A Soviet seismological official said the quake measured 6.1 on the open-ended Richter scale, which would make it the worst in the Soviet Union since 1976, when an earthquake killed an undisclosed number of people in the city of Gazli in Uzbekistan, also in Central Asia.

In Golden, Colo., the U.S. Geological Survey's National Earthquake Information Center measured the tremor at 5.8 on the Richter scale. A center spokesman described the quake as "moderate," United Press International reported.

The first of two earthquakes in Mexico City last month, in which more than 7,000 persons are believed to have died, measured 8.1 on the Richter scale.

In its unusually descriptive report, Tass said the disaster wiped out industrial buildings, homes and cultural facilities. Around the town of Kayrakkum, where damage was heaviest, "adobe houses were destroyed in villages, and a landslide swept away an asphalt-surfaced road," Tass said. The main quake demolished a hospital just south of Kayrakkum, which had been evacuated by patients and staff, Izvestia said. The quake also ripped out telephone lines to Leninabad, a city of 125,000, a Moscow telephone official said.

Izvestia said local authorities had been aware of the possibility of a quake because of a sharp temperature drop and and other climatological changes.

The urgent tone of the Soviet dispatches on the disaster, referring to "loss of life," toppled buildings, and "emergency" rescue operations, suggests that casualties were high and damage was extensive, as did the announcement that the Soviet leadership had sent its condolences to the families of the victims. In keeping with Soviet practice, no casualty toll was released. Tass also said that "the necessary aid is being given to the quake victims."
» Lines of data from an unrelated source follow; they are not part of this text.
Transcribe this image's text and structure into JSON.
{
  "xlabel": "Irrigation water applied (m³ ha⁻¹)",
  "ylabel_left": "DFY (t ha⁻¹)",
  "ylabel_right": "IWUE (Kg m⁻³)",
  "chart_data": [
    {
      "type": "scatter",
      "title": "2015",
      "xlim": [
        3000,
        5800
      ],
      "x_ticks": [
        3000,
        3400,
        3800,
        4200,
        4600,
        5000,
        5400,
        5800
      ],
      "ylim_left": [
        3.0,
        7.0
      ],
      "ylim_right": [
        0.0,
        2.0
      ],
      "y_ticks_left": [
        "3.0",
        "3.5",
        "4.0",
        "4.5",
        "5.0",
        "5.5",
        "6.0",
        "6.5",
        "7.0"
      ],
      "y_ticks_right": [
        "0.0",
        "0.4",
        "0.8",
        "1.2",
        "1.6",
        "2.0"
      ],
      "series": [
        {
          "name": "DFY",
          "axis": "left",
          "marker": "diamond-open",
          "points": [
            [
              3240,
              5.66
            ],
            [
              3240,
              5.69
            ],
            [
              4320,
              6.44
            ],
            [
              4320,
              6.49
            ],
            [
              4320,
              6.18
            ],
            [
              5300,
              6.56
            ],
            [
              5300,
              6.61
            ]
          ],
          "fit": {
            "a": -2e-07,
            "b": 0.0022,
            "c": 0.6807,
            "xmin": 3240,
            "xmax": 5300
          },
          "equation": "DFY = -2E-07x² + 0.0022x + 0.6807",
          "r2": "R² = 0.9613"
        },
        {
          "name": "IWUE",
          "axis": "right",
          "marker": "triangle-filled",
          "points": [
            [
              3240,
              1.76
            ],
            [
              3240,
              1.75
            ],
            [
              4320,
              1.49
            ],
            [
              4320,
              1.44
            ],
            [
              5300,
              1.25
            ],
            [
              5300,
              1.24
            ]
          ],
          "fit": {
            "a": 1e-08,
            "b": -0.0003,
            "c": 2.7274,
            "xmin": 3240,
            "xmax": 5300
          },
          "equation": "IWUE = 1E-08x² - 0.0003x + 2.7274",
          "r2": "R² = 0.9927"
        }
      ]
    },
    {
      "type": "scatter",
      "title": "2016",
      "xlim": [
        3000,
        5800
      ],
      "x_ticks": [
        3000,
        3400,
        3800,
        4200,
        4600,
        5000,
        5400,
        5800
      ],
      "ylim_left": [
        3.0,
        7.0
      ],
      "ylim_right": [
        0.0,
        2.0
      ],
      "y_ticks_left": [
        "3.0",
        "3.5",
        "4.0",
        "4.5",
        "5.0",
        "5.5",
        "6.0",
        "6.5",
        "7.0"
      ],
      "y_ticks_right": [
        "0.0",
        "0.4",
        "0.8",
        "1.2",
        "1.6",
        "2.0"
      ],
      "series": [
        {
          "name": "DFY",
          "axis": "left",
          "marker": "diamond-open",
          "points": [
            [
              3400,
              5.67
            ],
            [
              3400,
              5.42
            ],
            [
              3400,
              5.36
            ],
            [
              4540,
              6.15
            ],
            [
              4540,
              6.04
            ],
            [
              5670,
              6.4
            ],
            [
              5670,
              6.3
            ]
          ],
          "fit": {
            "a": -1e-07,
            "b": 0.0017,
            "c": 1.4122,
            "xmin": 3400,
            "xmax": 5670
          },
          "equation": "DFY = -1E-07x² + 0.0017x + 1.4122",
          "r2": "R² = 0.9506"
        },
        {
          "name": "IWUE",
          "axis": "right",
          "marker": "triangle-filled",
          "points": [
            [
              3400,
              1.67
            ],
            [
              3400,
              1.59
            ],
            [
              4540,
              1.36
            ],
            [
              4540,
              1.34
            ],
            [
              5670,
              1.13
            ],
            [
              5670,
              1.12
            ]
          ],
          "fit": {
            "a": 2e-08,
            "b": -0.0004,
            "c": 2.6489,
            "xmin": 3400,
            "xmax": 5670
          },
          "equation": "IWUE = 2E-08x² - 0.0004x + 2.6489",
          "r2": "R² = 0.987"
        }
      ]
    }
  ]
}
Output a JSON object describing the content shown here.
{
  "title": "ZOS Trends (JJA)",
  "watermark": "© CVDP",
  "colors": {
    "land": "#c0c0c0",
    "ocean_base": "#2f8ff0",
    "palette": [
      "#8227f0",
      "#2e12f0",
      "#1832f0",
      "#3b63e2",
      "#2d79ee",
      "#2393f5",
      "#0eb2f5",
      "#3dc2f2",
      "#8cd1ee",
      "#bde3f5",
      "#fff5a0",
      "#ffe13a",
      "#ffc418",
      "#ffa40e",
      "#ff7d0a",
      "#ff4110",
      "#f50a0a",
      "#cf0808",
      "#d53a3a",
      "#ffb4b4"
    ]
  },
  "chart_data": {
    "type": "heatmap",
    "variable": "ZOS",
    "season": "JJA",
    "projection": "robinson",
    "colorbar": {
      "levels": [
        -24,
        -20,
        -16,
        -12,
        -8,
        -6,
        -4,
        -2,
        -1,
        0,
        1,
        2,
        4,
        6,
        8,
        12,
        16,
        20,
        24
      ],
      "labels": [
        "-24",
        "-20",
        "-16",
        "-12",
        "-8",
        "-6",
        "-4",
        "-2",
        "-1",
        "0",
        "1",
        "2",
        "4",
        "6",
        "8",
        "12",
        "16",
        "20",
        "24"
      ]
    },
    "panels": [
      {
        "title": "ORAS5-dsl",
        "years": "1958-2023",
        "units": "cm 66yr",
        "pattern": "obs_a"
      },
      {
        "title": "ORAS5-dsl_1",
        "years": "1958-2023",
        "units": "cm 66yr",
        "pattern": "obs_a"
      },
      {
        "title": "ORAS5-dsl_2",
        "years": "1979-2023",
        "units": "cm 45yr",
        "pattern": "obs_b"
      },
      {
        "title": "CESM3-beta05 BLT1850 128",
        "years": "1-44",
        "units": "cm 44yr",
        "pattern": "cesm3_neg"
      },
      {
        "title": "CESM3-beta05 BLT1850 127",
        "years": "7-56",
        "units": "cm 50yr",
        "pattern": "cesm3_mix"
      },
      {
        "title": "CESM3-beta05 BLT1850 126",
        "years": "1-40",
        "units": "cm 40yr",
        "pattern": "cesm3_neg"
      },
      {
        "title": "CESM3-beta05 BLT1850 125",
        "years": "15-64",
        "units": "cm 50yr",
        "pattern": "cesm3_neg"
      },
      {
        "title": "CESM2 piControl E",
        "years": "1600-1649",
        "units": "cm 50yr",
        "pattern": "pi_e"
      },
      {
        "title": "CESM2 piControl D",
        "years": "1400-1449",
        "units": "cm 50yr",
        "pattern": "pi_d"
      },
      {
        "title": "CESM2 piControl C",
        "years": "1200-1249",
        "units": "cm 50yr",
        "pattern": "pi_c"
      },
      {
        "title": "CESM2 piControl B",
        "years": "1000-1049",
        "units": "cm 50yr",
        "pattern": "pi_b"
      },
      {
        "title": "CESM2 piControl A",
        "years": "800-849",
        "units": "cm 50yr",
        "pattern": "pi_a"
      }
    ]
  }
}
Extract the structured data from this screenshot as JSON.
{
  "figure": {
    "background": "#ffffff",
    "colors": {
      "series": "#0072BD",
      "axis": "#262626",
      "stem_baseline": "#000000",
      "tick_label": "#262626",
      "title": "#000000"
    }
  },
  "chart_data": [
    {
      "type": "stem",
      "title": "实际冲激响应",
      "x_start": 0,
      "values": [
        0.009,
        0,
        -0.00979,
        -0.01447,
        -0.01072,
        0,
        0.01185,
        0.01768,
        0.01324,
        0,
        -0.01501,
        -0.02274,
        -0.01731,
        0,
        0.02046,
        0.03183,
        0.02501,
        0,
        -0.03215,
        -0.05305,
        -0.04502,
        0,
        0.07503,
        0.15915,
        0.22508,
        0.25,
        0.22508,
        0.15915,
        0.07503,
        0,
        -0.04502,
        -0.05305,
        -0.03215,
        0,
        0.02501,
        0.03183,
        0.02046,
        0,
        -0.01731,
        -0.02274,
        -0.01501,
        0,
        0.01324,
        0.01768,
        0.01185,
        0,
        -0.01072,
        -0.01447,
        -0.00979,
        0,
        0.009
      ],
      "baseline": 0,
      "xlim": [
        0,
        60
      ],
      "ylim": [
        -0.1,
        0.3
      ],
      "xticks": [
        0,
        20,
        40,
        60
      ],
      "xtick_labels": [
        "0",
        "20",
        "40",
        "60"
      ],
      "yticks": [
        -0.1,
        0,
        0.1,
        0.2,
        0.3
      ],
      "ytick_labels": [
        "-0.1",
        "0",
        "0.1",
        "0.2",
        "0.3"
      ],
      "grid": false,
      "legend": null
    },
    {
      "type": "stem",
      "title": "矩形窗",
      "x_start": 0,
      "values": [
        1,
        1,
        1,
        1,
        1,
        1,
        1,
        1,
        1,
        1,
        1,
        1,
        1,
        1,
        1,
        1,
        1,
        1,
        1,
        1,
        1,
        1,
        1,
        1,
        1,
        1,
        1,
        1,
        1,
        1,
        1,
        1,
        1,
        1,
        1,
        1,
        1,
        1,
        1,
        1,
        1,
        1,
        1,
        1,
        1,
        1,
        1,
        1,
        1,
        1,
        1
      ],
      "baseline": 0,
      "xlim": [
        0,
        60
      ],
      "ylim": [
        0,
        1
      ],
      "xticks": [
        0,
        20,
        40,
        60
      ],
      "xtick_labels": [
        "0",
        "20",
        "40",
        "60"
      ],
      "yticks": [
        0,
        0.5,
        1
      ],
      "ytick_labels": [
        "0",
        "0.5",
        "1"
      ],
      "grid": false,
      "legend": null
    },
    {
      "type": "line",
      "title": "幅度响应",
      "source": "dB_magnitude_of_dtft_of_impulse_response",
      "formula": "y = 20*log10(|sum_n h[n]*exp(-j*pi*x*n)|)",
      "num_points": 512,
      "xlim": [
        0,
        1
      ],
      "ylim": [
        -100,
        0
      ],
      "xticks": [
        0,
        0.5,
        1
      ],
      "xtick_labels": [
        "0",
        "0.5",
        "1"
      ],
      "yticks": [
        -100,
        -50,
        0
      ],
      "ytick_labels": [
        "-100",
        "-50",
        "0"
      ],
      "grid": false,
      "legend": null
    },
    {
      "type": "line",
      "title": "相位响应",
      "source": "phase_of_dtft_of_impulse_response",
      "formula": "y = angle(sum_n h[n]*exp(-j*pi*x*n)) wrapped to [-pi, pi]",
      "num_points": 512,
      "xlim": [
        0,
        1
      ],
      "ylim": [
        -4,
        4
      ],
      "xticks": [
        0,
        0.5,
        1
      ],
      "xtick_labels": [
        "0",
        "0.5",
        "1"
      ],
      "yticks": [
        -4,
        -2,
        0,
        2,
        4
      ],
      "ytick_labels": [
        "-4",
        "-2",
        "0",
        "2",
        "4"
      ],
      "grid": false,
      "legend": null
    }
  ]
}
Soviet television showed pictures tonight of rescue efforts in Leninabad, where carpet and silk manufacturing complexes were damaged severely. Rescue workers were shown digging in the rubble of a carpet factory, and cracks more than two feet wide were seen to have appeared in the ground.

The eight-point Soviet rating of the earthquake on a 12-point scale is one indication of its severity. The measurement refers to a destructive force powerful enough to knock down monuments.

In the Gazli disaster nine years ago, 10,000 persons were left homeless.

Tajikistan, the small republic where the quake occurred, is a dry, often brittle area bordering on China, Afghanistan, Pakistan and India. Tremors were reported in Tajikistan as recently as last month.

The quake epicenter was at Kayrakkum, a town 25 miles east of Leninabad with a population of 32,000, according to Izvestia. Smaller jolts of 3 to 5 points on the Soviet scale also hit Dushanbe and the Uzbekistan capital of Tashkent, according to Tass.

The relative frequency of earthquakes in the Central Asian republics of the Soviet Union has led to efforts to design buildings able to withstand strong tremors.